Estudamos durante a graduação e nos cursos pré-residência como o sistema de saúde no Brasil se desenvolveu ao longo do tempo, passando por:
- 1923: Caixa de Aposentadorias e Pensões (CAPs), pelo Decreto n° 4.682 de 24/01/1923 (Lei Eloy Chaves);
- Década de 30: Institutos de Aposentados e Pensionistas (IAPS);
- Década de 60 (1966): Instituto Nacional de Previdência Social (INPS) por meio da Lei Orgânica da Previdência Social (LOPS);
- 1977: Instituto Nacional de Assistência Médica e Previdência Social (INAMPS), contido no Sistema Nacional de Previdência e Assistência Social (SINPAS);
- 1986: Sistema Único e Descentralizado de Saúde (SUDS);
- Constituição de 1988: instaurou o Sistema Único de Saúde (SUS), de acesso irrestrito (universal), com seus princípios éticos/doutrinários e organizacionais/operativos.
Setor de Saúde Suplementar
O setor de Saúde Suplementar é regulamentado através da Lei n° 9.656 de 03 de junho 1998, dispondo sobre os planos e seguros privados de assistência à saúde, criando regras e também punições para as operadoras em caso de divergência contratual.
A Saúde Suplementar é regulada pela Agência Nacional de Saúde Suplementar (ANS), criada pela Lei n° 9.961 de 2000, visando a conformidade das relações entre as operadoras, os prestadores e os beneficiários dos planos.
Composto por cooperativas médicas, seguradoras, administradora, medicina de grupo, filantropia, autogestão, cooperativa odontológica e odontologia de grupo, a Lei dispõe em seu Artigo 1:
“Prestação continuada de serviços ou cobertura de custos assistenciais a preço pré ou pós estabelecido, por prazo indeterminado, com a finalidade de garantir, sem limite financeiro, a assistência à saúde, pela faculdade de acesso e atendimento por profissionais ou serviços de saúde, livremente escolhidos, integrantes ou não de rede credenciada, contratada ou referenciada, visando a assistência médica, hospitalar e odontológica, a ser paga integral ou parcialmente às expensas da operadora contratada, mediante reembolso ou pagamento direto ao prestador, por conta e ordem do consumidor”
A Saúde Suplementar possui hoje (01/07/2020) 46.996.546 beneficiários, com uma taxa de cobertura de 24,23% (um quarto) da população brasileira, movimentando uma receita de contraprestações no valor de 209 bilhões de reais no quarto trimestre de 2019, com uma taxa de sinistralidade de 83,2% , que equivale à relação entre as despesas com a utilização dos serviços médicos e a receita que a operadora recebe pelo contrato (prêmio).

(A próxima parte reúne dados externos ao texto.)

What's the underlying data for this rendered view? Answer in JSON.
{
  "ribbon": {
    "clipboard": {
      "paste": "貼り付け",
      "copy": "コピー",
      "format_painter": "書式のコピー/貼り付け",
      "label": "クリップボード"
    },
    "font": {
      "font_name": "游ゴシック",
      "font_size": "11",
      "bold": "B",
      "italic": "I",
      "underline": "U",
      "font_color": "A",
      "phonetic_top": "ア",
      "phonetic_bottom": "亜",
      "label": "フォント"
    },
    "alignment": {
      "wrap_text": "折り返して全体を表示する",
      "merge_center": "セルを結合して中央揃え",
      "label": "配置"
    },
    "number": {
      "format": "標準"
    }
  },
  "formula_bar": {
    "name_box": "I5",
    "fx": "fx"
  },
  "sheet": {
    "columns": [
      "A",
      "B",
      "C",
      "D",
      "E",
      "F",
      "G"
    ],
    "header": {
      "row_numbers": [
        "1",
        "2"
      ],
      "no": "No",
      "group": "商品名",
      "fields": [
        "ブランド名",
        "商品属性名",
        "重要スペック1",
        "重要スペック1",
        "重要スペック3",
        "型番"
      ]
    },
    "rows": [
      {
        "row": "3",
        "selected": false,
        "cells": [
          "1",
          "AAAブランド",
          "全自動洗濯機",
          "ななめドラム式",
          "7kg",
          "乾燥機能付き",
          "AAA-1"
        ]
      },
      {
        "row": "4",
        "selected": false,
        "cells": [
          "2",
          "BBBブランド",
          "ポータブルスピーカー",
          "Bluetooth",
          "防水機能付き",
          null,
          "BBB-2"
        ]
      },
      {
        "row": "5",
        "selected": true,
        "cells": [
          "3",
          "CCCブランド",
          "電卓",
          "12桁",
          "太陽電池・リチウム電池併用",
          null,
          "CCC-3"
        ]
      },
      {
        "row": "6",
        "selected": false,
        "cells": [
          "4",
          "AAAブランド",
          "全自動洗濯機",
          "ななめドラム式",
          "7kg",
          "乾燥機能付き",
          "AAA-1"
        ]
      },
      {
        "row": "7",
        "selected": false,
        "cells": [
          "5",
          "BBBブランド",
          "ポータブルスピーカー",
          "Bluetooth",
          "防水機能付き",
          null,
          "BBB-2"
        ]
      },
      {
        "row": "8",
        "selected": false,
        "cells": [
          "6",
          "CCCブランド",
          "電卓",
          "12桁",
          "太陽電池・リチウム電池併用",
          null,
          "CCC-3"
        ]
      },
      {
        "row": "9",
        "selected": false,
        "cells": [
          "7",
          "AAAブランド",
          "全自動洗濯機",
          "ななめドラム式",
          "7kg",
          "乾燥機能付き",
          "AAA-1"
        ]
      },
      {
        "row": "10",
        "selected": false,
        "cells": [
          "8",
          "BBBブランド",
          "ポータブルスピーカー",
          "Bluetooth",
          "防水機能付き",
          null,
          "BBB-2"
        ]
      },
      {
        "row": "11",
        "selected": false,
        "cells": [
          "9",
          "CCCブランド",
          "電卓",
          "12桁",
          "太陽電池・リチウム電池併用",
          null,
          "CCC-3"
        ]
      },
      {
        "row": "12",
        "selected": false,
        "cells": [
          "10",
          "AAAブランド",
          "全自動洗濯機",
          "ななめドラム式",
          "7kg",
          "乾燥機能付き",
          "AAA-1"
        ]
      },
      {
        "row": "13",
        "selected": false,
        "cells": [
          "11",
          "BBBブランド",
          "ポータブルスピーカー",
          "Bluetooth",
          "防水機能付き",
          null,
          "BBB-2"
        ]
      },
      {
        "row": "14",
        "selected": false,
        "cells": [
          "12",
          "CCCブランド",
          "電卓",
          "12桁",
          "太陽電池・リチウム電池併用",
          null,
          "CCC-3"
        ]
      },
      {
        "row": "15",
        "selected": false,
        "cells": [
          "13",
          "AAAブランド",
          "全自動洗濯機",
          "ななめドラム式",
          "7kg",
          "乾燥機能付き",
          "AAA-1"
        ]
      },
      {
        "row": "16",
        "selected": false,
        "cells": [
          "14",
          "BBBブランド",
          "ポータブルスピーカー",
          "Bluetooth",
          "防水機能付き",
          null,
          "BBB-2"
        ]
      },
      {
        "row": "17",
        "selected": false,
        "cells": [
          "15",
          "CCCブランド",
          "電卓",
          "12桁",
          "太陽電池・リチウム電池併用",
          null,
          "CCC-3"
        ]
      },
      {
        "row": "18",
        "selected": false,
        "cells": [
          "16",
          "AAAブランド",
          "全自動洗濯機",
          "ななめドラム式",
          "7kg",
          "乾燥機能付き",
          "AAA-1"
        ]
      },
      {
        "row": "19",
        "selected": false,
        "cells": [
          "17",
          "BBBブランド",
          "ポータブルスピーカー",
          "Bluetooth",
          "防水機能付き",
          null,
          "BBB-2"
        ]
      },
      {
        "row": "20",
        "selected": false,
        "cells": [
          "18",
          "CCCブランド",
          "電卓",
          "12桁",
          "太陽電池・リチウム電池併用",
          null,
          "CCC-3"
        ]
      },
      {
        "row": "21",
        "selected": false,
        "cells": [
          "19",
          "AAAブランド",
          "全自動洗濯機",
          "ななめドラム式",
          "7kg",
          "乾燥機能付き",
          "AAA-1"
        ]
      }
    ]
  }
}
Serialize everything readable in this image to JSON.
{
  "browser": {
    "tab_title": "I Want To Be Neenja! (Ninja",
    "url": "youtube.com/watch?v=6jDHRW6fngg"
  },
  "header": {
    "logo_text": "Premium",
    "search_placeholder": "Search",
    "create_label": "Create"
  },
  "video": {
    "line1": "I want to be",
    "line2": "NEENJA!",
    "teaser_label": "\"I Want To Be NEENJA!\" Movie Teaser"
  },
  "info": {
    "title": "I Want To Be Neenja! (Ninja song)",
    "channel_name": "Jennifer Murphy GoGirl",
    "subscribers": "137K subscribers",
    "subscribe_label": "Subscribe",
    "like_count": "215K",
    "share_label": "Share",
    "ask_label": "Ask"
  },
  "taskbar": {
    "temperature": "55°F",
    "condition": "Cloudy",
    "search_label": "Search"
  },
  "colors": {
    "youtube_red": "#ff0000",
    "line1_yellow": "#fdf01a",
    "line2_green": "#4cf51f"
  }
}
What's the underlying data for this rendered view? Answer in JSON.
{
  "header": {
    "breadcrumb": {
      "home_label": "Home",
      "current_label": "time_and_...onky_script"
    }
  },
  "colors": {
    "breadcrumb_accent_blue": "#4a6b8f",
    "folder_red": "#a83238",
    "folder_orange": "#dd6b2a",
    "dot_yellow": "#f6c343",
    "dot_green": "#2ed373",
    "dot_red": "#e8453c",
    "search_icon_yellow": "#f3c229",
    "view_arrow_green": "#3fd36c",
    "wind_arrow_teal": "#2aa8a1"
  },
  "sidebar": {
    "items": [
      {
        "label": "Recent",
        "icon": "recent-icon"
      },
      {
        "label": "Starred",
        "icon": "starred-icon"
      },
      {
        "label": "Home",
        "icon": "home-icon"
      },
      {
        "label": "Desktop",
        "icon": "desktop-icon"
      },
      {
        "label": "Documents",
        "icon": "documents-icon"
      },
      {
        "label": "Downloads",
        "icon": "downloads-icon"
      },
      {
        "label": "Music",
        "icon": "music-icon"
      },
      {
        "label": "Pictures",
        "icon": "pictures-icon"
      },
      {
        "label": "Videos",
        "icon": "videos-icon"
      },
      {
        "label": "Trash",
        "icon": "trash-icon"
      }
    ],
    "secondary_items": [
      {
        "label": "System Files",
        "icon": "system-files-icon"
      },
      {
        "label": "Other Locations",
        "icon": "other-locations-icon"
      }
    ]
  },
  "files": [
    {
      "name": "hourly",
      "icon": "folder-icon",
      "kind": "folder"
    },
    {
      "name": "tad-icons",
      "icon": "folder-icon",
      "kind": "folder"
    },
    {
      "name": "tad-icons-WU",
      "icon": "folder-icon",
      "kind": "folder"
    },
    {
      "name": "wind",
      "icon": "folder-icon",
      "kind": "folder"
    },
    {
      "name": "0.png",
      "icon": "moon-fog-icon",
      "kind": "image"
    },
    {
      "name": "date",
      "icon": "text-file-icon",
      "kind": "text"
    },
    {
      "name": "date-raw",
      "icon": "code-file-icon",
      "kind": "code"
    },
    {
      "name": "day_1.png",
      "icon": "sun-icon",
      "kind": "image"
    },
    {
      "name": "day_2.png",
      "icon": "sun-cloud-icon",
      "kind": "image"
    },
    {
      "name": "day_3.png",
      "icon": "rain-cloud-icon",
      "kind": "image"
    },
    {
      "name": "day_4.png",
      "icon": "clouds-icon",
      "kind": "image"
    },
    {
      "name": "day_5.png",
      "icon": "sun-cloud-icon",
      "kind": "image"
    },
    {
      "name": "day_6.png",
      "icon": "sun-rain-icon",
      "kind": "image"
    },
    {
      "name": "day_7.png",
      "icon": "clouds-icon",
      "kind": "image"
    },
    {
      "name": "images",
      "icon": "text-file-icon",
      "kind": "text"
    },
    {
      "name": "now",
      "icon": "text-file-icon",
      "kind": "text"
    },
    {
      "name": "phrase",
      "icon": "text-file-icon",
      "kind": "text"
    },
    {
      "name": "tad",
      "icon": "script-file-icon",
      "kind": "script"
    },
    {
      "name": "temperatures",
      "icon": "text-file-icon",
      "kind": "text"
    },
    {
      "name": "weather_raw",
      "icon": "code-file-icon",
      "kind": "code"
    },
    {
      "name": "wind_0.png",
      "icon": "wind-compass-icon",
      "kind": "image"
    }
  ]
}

Temos no Brasil 739 operadoras em atividade, com 17.378 planos ativos. Tais beneficiários são divididos por tipo de contratações:
- Individual ou familiar (8.974.878);
- Coletivo (37.933.575) dividido em coletivo empresarial, por adesão e não identificado;
- Não identificado (88.093).
Mas afinal, quais são os procedimentos obrigatoriamente cobertos pelo plano de saúde?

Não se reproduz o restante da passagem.